Em um recente debate na frente do parlamento britânico, Helen Hayes, do Partido Trabalhista, estimou que ao menos 10 mil mulheres do Tigré foram estupradas desde o começo da guerra.

No último mês de abril, Pramila Patten, representante especial da ONU sobre Violência Sexual em Conflitos, disse que pode levar meses até que os oficiais saibam plenamente a dimensão das atrocidades cometidas contra mulheres e meninas no Tigré. Ela fez esses comentários no debate aberto do Conselho de Segurança da ONU sobre violência sexual relacionadas a conflitos.

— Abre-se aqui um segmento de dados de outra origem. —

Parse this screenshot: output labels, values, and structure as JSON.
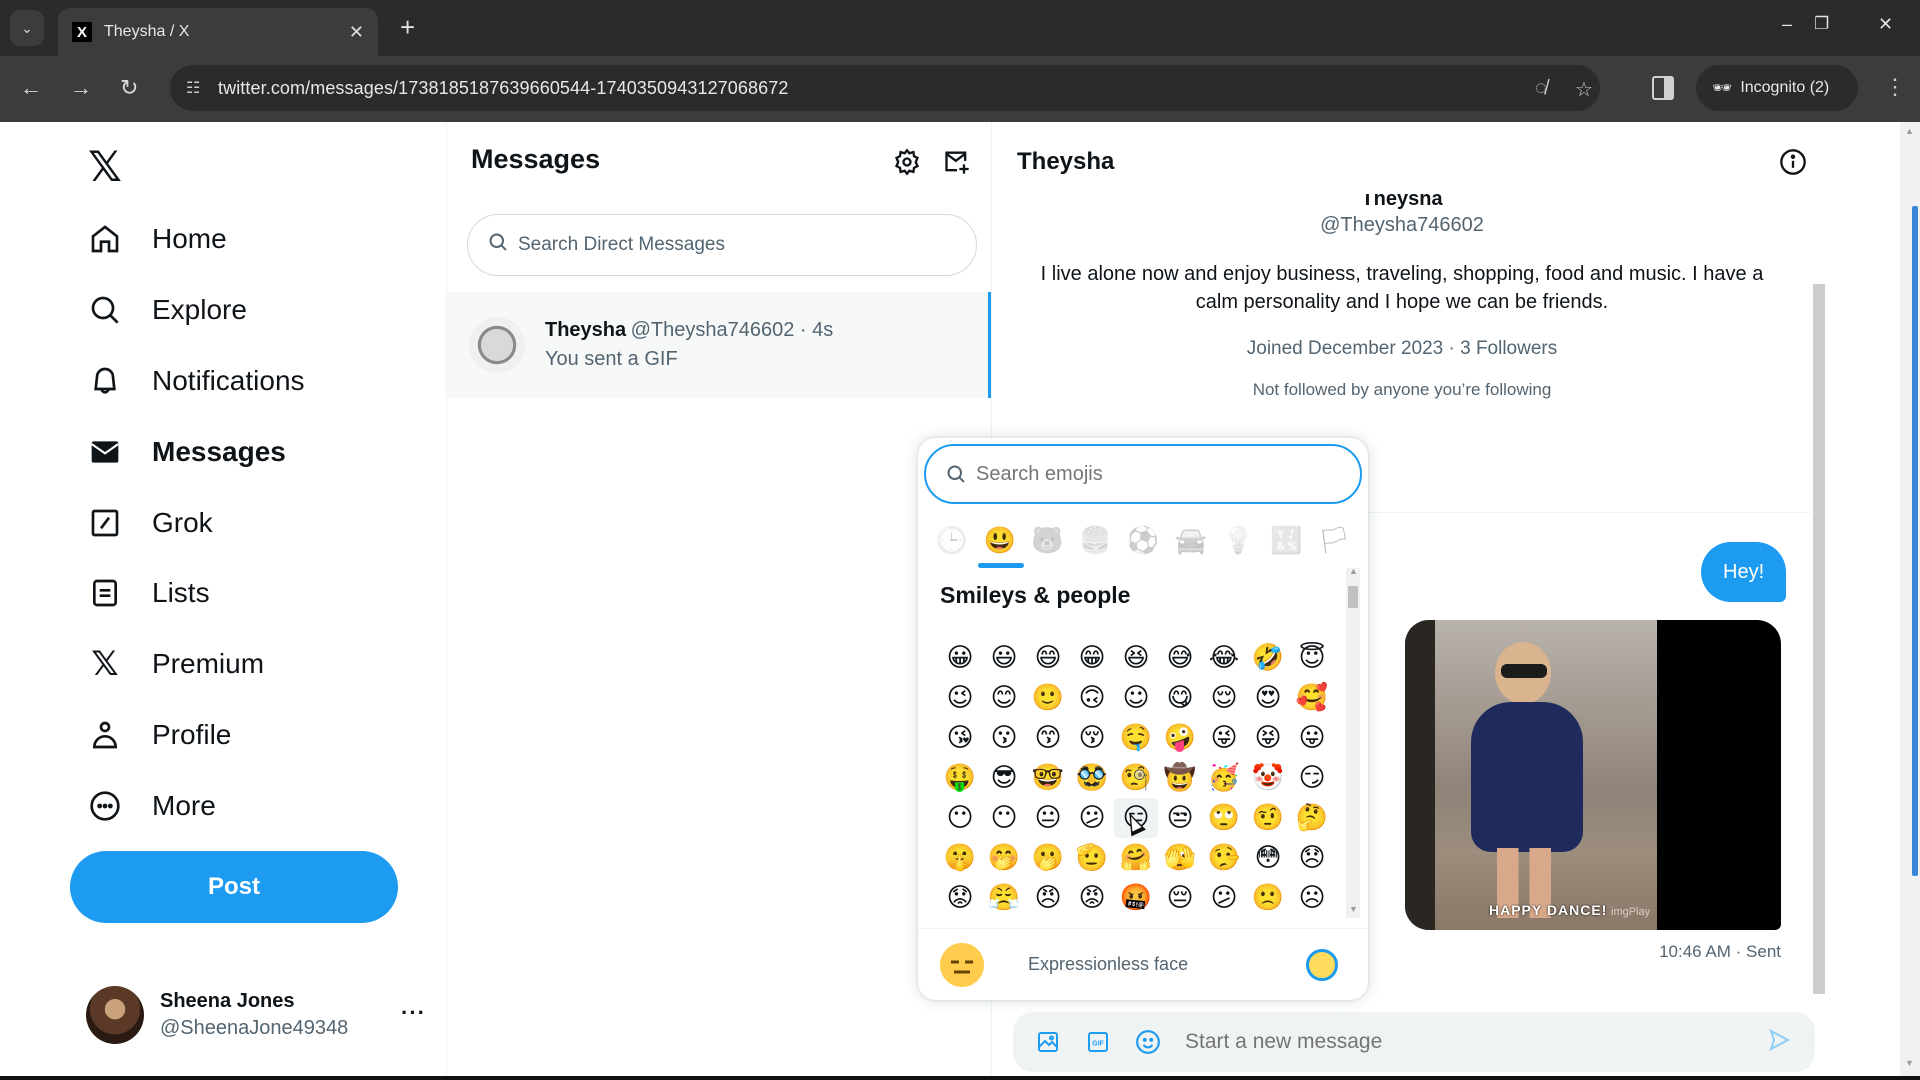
{
  "browser": {
    "tab_title": "Theysha / X",
    "tab_favicon": "X",
    "new_tab": "+",
    "url": "twitter.com/messages/1738185187639660544-1740350943127068672",
    "incognito_label": "Incognito (2)",
    "window_controls": {
      "minimize": "–",
      "restore": "❐",
      "close": "✕"
    }
  },
  "sidebar": {
    "logo": "𝕏",
    "items": [
      {
        "label": "Home",
        "icon": "home-icon"
      },
      {
        "label": "Explore",
        "icon": "search-icon"
      },
      {
        "label": "Notifications",
        "icon": "bell-icon"
      },
      {
        "label": "Messages",
        "icon": "envelope-icon",
        "active": true
      },
      {
        "label": "Grok",
        "icon": "grok-icon"
      },
      {
        "label": "Lists",
        "icon": "list-icon"
      },
      {
        "label": "Premium",
        "icon": "x-logo-icon"
      },
      {
        "label": "Profile",
        "icon": "person-icon"
      },
      {
        "label": "More",
        "icon": "more-circle-icon"
      }
    ],
    "post_label": "Post",
    "account": {
      "name": "Sheena Jones",
      "handle": "@SheenaJone49348",
      "more": "···"
    }
  },
  "conversations": {
    "title": "Messages",
    "search_placeholder": "Search Direct Messages",
    "items": [
      {
        "name": "Theysha",
        "meta": "@Theysha746602 · 4s",
        "preview": "You sent a GIF"
      }
    ]
  },
  "chat": {
    "title": "Theysha",
    "profile": {
      "name": "Theysha",
      "handle": "@Theysha746602",
      "bio": "I live alone now and enjoy business, traveling, shopping, food and music. I have a calm personality and I hope we can be friends.",
      "joined": "Joined December 2023 · 3 Followers",
      "mutual": "Not followed by anyone you’re following"
    },
    "messages": [
      {
        "type": "text",
        "text": "Hey!"
      },
      {
        "type": "gif",
        "caption": "HAPPY DANCE!",
        "watermark": "imgPlay"
      }
    ],
    "status": "10:46 AM · Sent",
    "composer_placeholder": "Start a new message"
  },
  "emoji_picker": {
    "search_placeholder": "Search emojis",
    "categories": [
      {
        "name": "recent",
        "glyph": "🕒"
      },
      {
        "name": "smileys-people",
        "glyph": "😃",
        "active": true
      },
      {
        "name": "animals-nature",
        "glyph": "🐻"
      },
      {
        "name": "food-drink",
        "glyph": "🍔"
      },
      {
        "name": "activity",
        "glyph": "⚽"
      },
      {
        "name": "travel-places",
        "glyph": "🚘"
      },
      {
        "name": "objects",
        "glyph": "💡"
      },
      {
        "name": "symbols",
        "glyph": "🔣"
      },
      {
        "name": "flags",
        "glyph": "🏳"
      }
    ],
    "section_title": "Smileys & people",
    "emojis": [
      "😀",
      "😃",
      "😄",
      "😁",
      "😆",
      "😅",
      "😂",
      "🤣",
      "😇",
      "😉",
      "😊",
      "🙂",
      "🙃",
      "☺",
      "😋",
      "😌",
      "😍",
      "🥰",
      "😘",
      "😗",
      "😙",
      "😚",
      "🤤",
      "🤪",
      "😜",
      "😝",
      "😛",
      "🤑",
      "😎",
      "🤓",
      "🥸",
      "🧐",
      "🤠",
      "🥳",
      "🤡",
      "😏",
      "😶",
      "😶",
      "😐",
      "😕",
      "😑",
      "😒",
      "🙄",
      "🤨",
      "🤔",
      "🤫",
      "🤭",
      "🫢",
      "🫡",
      "🤗",
      "🫣",
      "🤥",
      "😳",
      "😞",
      "😟",
      "😤",
      "😠",
      "😡",
      "🤬",
      "😔",
      "😕",
      "🙁",
      "☹"
    ],
    "hovered_index": 40,
    "preview_glyph": "😑",
    "preview_name": "Expressionless face",
    "skin_tone_color": "#ffdc5d"
  },
  "colors": {
    "accent": "#1d9bf0",
    "text_primary": "#0f1419",
    "text_secondary": "#536471"
  }
}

Irrompe uma guerra violenta

A guerra estourou na região do Tigré, na Etiópia, em 4 de novembro de 2020. O primeiro-ministro Abiy Ahmed iniciou um ataque massivo no Tigré após acusar os líderes estaduais, a Frente de Libertação do Povo Tigré (FLPT), de atacar uma base militar federal. As tensões entre a FLPT e o governo federal cresciam desde que Abiy Ahmed assumiu o poder em 2018. A FLPT o acusou de deixá-la de lado no processo político federal enquanto ele, por sua vez, a acusou de interromper a longa lista de reformas, que ele prometeu quando chegou ao poder.

As tensões aumentaram quando a FLPT decidiu realizar as eleições estaduais em meados de 2020, após as eleições nacionais serem adiadas devido ao coronavírus.

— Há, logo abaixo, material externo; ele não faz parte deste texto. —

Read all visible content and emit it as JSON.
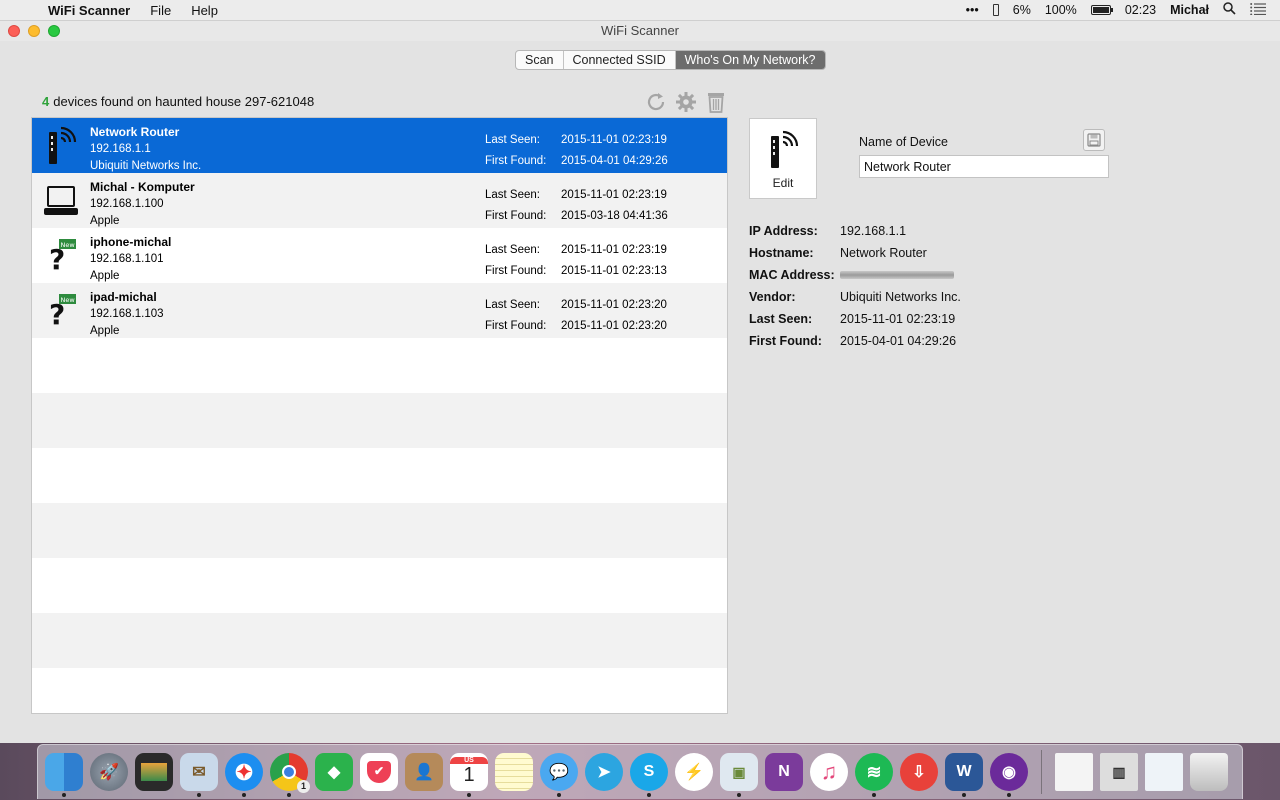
{
  "menubar": {
    "app_name": "WiFi Scanner",
    "menus": [
      "File",
      "Help"
    ],
    "status": {
      "more": "•••",
      "percent1": "6%",
      "battery": "100%",
      "time": "02:23",
      "user": "Michał"
    }
  },
  "window": {
    "title": "WiFi Scanner",
    "tabs": [
      "Scan",
      "Connected SSID",
      "Who's On My Network?"
    ],
    "active_tab": "Who's On My Network?"
  },
  "summary": {
    "count": "4",
    "text": "devices found on haunted house 297-621048"
  },
  "devices": [
    {
      "name": "Network Router",
      "ip": "192.168.1.1",
      "vendor": "Ubiquiti Networks Inc.",
      "last_seen_label": "Last Seen:",
      "last_seen": "2015-11-01 02:23:19",
      "first_found_label": "First Found:",
      "first_found": "2015-04-01 04:29:26",
      "icon": "router-icon",
      "selected": true
    },
    {
      "name": "Michal - Komputer",
      "ip": "192.168.1.100",
      "vendor": "Apple",
      "last_seen_label": "Last Seen:",
      "last_seen": "2015-11-01 02:23:19",
      "first_found_label": "First Found:",
      "first_found": "2015-03-18 04:41:36",
      "icon": "laptop-icon",
      "selected": false
    },
    {
      "name": "iphone-michal",
      "ip": "192.168.1.101",
      "vendor": "Apple",
      "last_seen_label": "Last Seen:",
      "last_seen": "2015-11-01 02:23:19",
      "first_found_label": "First Found:",
      "first_found": "2015-11-01 02:23:13",
      "icon": "unknown-device-new-icon",
      "selected": false
    },
    {
      "name": "ipad-michal",
      "ip": "192.168.1.103",
      "vendor": "Apple",
      "last_seen_label": "Last Seen:",
      "last_seen": "2015-11-01 02:23:20",
      "first_found_label": "First Found:",
      "first_found": "2015-11-01 02:23:20",
      "icon": "unknown-device-new-icon",
      "selected": false
    }
  ],
  "new_badge": "New",
  "detail": {
    "edit_label": "Edit",
    "name_label": "Name of Device",
    "name_value": "Network Router",
    "properties": [
      {
        "key": "IP Address:",
        "value": "192.168.1.1"
      },
      {
        "key": "Hostname:",
        "value": "Network Router"
      },
      {
        "key": "MAC Address:",
        "value": ""
      },
      {
        "key": "Vendor:",
        "value": "Ubiquiti Networks Inc."
      },
      {
        "key": "Last Seen:",
        "value": "2015-11-01 02:23:19"
      },
      {
        "key": "First Found:",
        "value": "2015-04-01 04:29:26"
      }
    ]
  },
  "dock": {
    "calendar": {
      "month": "US",
      "day": "1"
    },
    "chrome_badge": "1",
    "apps": [
      "finder",
      "launchpad",
      "photo-slideshow",
      "mail-bird",
      "safari",
      "chrome",
      "feedly",
      "pocket",
      "contacts",
      "calendar",
      "notes",
      "messages",
      "telegram",
      "skype",
      "messenger",
      "preview",
      "onenote",
      "itunes",
      "spotify",
      "pdf-app",
      "word",
      "wifi-scanner",
      "document",
      "file-manager",
      "doc-thumbnail",
      "trash"
    ]
  }
}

No entanto, a guerra não surpreendeu aqueles que vinham seguindo a política no país da África Oriental. No ano que antecedeu o conflito, organizações como o Crisis Group apelaram repetidamente pela redução das tensões.

O governo federal denominou o ataque militar de “operação de aplicação da lei” e declarou o fim do conflito três semanas depois que todas as grandes cidades de Tigré foram tomadas por grupos federais. Contudo, extraoficialmente, a guerra está entrando no oitavo mês.

Estupro como arma de guerra

Em meio a terríveis violações de direitos humanos na guerra do Tigré, as histórias de estupros coletivos são de longe as piores.

O governo etíope junto com aliados vizinhos, como o governo eritreu e as forças regionais amaras, foram à guerra contra o Tigré. As vítimas relatam que a maior parte da violência e estupros vem das tropas eritreias e das forças do estado de Amara.

O governo etíope isolou a região de Tigré de qualquer jornalista por meses. Porém, assim que os jornalistas e agências de ajuda humanitária foram autorizados a entrar, histórias horríveis começaram a surgir.

Uma freira da região, que preferiu permanecer anônima por segurança, contou ao The Guardian que estupros estão acontecendo onde quer que as tropas etíopes e eritreias vão. 

Rape is starting at the age of 8 and to the age of 72. It is so widespread, I go on seeing it everywhere, thousands. This rape is in public, in front of family, husbands, in front of everyone. Their legs and their hands are cut, all in the same way.

Os estupros estão acontecendo a partir dos 8 anos até os 72 anos de idade. Está tão disseminado que continuo vendo em toda parte, aos milhares. Esses estupros acontecem em público, na frente das famílias, dos maridos, de todos. As pernas e mãos são cortadas, sempre da mesma maneira.

Evelyn Regner, presidente da Comissão dos Direitos das Mulheres e da Igualdade de Gênero (FEMM) do Parlamento Europeu, pediu a responsabilização dos perpetradores pela utilização de violência sexual como arma de guerra no conflito do Tigré.

Sexual violence against women and girls has been used as a weapon of war for centuries. Unfortunately, it is still the case in many conflicts throughout the world and the civil war in northern Ethiopia is yet another example of it.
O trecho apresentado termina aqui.